Arianna Talamona

Personal information
- Born: 5 June 1994 (age 32) Varese, Italy
- Height: 170 cm (5 ft 7 in)

Sport
- Country: Italy
- Sport: Para swimming
- Disability: Strumpell-Lorrain disease
- Disability class: S5
- Club: Polha Varese
- Coached by: Massimiliano Tosin Micaela Biava

Medal record
Women's Para swimming
Representing Italy
World Championships
| Gold medal – first place | 2019 London | Women's 50m butterfly S5 |
| Gold medal – first place | 2019 London | Women's 200m individual medley SM5 |
| Silver medal – second place | 2019 London | Women's 100m freestyle S5 |
| Silver medal – second place | 2019 London | Women's 200m freestyle S5 |
European Championships
| Gold medal – first place | 2016 Funchal | Women's 200m individual medley SM7 |
| Gold medal – first place | 2018 Dublin | Women's 4x50m freestyle relay |
| Silver medal – second place | 2014 Eindhoven | Women's 200m individual medley SM7 |
| Bronze medal – third place | 2014 Eindhoven | Women's 400m freestyle S7 |
| Bronze medal – third place | 2014 Eindhoven | Women's 100m breaststroke SB6 |
| Bronze medal – third place | 2014 Eindhoven | Women's 4x50m medley relay |
| Bronze medal – third place | 2016 Funchal | Women's 100m backstroke S7 |
| Bronze medal – third place | 2016 Funchal | Women's 400m freestyle S7 |

= Arianna Talamona =

Italian Paralympic swimmer (born 1994)

Arianna Talamona (born 5 June 1994 in Varese) is an Italian Para swimmer who competes in international level events.

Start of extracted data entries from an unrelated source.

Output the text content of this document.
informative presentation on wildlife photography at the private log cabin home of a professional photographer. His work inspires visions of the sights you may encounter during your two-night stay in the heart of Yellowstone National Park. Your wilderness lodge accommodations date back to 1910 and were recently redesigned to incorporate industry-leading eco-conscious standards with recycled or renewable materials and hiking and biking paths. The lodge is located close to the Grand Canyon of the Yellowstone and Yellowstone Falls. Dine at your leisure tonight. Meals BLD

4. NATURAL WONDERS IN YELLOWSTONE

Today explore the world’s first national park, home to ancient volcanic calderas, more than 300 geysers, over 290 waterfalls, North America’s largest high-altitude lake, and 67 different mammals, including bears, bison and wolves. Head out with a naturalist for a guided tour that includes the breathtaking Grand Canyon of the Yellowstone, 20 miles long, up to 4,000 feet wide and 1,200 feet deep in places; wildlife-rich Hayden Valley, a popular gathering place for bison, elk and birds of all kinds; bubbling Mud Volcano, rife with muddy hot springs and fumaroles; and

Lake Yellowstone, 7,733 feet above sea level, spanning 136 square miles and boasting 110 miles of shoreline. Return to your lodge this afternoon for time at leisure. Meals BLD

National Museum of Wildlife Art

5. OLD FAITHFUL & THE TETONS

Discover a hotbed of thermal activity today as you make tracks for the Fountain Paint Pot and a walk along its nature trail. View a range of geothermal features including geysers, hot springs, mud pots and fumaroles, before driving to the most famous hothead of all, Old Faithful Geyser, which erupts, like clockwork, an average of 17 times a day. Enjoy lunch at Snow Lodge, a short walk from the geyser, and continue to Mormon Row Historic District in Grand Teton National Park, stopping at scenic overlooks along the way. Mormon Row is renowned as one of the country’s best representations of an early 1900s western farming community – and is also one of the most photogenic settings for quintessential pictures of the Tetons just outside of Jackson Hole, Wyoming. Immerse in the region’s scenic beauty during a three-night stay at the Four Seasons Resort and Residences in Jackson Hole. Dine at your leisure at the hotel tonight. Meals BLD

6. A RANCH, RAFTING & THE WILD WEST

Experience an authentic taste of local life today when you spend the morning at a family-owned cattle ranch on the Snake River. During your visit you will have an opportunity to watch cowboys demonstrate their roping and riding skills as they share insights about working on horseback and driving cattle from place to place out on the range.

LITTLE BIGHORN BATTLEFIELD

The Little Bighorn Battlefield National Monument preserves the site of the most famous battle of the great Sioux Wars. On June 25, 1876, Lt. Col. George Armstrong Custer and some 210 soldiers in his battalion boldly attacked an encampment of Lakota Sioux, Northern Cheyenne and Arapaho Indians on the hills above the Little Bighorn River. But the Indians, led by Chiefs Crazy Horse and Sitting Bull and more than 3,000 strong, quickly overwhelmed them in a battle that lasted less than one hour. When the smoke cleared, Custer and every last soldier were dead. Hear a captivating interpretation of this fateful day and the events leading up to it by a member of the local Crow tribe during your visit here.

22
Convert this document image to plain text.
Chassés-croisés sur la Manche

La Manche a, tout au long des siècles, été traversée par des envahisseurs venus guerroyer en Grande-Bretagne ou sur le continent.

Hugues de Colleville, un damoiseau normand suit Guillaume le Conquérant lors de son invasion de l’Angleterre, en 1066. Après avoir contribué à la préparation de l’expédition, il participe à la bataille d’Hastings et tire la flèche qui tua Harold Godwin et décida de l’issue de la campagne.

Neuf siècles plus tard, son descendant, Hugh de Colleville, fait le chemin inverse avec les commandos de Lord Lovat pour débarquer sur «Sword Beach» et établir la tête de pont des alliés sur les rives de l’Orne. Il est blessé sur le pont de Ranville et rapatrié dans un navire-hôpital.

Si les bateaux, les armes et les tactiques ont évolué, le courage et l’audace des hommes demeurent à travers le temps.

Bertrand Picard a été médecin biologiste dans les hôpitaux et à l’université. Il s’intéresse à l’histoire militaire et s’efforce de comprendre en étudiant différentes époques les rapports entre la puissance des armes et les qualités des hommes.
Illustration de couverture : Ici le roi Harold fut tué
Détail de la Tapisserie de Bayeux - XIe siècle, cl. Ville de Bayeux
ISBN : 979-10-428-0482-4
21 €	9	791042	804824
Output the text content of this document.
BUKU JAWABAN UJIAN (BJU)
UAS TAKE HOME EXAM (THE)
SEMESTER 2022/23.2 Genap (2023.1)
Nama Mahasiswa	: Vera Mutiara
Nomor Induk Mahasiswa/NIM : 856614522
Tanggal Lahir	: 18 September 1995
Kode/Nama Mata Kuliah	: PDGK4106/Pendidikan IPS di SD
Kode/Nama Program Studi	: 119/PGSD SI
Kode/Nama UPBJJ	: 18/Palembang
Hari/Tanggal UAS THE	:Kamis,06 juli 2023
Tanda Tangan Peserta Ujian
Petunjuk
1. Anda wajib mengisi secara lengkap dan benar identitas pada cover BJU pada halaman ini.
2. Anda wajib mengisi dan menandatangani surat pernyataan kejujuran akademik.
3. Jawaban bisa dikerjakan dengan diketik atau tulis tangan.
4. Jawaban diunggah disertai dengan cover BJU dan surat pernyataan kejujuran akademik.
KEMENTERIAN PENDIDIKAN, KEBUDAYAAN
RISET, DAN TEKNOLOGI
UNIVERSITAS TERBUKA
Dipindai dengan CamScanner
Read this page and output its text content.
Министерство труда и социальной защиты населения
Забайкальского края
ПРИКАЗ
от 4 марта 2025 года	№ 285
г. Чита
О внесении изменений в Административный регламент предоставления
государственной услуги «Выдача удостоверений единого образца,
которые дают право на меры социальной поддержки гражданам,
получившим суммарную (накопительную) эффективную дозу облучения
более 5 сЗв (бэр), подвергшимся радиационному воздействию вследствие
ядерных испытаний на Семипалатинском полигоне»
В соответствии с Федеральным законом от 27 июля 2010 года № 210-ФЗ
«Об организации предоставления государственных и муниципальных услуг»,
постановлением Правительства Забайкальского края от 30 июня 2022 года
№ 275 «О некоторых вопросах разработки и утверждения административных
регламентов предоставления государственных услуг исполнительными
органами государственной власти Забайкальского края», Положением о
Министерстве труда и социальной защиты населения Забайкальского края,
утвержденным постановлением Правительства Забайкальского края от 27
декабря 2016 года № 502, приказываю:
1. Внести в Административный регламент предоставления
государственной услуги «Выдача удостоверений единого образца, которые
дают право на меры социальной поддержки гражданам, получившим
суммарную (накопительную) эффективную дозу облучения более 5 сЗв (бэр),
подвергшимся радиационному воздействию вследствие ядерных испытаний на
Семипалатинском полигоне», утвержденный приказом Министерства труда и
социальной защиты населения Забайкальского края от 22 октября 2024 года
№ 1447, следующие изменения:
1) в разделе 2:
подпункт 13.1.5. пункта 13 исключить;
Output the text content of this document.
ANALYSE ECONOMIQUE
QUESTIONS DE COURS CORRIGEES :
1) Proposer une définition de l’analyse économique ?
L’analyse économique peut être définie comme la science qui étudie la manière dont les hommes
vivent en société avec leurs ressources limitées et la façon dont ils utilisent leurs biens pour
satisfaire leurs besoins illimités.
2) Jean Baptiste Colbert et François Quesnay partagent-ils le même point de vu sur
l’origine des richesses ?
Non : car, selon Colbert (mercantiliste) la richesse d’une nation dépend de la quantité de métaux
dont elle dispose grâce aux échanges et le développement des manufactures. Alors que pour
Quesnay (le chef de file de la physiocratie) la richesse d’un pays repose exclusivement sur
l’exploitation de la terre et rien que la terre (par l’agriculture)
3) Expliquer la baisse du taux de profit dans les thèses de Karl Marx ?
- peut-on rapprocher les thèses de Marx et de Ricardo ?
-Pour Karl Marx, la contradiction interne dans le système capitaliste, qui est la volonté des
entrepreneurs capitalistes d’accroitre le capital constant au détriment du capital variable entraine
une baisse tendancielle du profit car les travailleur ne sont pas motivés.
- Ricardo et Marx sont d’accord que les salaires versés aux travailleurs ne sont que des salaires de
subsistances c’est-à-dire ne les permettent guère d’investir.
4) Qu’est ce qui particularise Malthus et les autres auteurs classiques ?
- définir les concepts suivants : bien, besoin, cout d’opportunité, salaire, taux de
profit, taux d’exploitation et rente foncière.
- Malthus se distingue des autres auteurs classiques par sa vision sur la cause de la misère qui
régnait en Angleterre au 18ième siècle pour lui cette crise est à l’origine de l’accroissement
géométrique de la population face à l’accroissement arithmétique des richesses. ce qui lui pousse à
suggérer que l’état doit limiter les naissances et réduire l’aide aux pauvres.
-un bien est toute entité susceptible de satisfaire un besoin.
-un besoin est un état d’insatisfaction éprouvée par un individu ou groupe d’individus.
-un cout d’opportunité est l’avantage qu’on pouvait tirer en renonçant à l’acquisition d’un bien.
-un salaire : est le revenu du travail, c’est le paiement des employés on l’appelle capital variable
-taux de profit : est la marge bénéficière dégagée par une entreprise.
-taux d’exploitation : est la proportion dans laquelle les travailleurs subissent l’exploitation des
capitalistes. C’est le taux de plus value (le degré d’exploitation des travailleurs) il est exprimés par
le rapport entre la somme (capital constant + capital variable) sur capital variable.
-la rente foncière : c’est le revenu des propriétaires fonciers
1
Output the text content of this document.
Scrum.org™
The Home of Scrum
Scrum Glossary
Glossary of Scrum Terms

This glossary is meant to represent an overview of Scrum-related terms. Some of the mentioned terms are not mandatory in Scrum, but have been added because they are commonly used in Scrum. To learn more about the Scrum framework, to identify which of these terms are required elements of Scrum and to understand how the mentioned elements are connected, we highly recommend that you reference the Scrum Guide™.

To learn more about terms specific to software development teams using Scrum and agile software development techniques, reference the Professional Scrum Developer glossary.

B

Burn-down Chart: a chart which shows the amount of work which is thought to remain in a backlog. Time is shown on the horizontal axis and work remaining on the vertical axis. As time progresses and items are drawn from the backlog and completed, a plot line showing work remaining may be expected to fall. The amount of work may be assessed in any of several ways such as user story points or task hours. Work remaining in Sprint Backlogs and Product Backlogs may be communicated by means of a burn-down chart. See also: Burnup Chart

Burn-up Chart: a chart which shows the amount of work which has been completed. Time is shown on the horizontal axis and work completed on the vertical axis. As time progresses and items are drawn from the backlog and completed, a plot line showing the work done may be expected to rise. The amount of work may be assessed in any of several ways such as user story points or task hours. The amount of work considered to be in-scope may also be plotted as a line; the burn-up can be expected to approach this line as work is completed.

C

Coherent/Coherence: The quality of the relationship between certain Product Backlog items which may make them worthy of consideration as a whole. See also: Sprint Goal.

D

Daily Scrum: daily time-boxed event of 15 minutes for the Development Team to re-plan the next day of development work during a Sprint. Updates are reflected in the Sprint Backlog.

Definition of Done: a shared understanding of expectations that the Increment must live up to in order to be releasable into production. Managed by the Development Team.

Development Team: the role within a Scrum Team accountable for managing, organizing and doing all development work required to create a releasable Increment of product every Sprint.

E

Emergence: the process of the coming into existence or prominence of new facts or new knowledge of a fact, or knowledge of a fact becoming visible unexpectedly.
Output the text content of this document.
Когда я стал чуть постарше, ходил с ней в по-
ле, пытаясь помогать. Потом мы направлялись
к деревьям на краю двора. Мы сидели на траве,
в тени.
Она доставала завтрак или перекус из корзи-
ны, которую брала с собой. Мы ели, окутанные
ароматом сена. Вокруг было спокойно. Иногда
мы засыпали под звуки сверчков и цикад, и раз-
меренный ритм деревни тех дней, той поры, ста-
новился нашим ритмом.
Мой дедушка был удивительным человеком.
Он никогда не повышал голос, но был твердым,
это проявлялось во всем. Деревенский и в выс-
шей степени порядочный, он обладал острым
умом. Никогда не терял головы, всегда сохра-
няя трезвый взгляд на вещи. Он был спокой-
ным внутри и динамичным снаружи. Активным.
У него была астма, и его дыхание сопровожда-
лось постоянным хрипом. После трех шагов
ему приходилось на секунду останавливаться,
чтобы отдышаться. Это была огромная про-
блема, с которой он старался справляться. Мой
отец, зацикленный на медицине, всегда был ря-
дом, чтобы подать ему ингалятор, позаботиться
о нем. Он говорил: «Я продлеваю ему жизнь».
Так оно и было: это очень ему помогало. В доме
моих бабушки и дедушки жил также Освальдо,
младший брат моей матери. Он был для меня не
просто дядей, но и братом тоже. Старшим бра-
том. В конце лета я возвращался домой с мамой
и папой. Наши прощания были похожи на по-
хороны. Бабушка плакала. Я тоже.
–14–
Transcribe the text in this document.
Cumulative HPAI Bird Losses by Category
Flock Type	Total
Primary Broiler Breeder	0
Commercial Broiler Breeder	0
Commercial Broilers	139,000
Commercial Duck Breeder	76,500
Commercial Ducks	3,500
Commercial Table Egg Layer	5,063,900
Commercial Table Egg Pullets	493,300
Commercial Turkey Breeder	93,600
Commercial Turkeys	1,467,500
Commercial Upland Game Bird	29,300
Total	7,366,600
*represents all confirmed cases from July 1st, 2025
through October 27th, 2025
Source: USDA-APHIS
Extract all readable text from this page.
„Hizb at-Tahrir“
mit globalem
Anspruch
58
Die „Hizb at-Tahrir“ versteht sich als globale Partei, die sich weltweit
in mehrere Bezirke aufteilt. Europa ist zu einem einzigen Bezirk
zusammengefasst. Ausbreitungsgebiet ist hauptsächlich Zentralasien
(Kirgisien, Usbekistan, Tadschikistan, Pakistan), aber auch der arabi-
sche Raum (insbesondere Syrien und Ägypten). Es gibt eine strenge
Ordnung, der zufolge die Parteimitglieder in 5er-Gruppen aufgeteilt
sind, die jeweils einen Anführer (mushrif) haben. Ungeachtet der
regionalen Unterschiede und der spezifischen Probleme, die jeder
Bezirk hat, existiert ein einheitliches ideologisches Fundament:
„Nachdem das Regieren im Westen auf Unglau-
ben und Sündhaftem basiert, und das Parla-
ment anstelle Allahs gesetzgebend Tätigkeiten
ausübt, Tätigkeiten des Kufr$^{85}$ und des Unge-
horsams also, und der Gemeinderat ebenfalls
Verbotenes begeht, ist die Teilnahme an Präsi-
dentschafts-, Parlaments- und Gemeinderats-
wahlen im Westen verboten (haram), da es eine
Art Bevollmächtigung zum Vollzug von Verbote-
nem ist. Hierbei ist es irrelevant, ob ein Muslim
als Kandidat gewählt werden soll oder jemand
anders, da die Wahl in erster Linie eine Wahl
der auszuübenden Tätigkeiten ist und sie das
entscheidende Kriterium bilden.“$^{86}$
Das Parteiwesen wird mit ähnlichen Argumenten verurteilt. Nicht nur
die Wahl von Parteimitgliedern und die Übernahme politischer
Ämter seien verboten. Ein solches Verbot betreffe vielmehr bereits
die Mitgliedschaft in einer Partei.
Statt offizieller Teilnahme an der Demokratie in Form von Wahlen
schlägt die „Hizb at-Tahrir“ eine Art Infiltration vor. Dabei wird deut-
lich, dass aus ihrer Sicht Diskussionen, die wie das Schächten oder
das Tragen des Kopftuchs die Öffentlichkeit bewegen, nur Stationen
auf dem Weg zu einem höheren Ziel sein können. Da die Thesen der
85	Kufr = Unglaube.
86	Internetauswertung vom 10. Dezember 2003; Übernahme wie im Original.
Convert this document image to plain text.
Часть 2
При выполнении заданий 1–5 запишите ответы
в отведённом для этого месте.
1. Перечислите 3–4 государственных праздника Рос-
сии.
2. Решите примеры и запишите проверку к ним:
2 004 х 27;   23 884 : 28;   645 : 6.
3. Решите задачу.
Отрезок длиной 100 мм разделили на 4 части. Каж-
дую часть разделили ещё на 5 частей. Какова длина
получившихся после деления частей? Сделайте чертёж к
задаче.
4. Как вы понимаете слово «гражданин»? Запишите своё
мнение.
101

Talamona was diagnosed with Strumpell-Lorrain disease which affects her spinal cord and uses a wheelchair, she has inherited this medical condition from her mother. Talamona started swimming aged eight to help strengthen her muscles and began competing internationally at the 2011 IPC Swimming European Championships in Berlin where she competed in four events but didn't receive medals.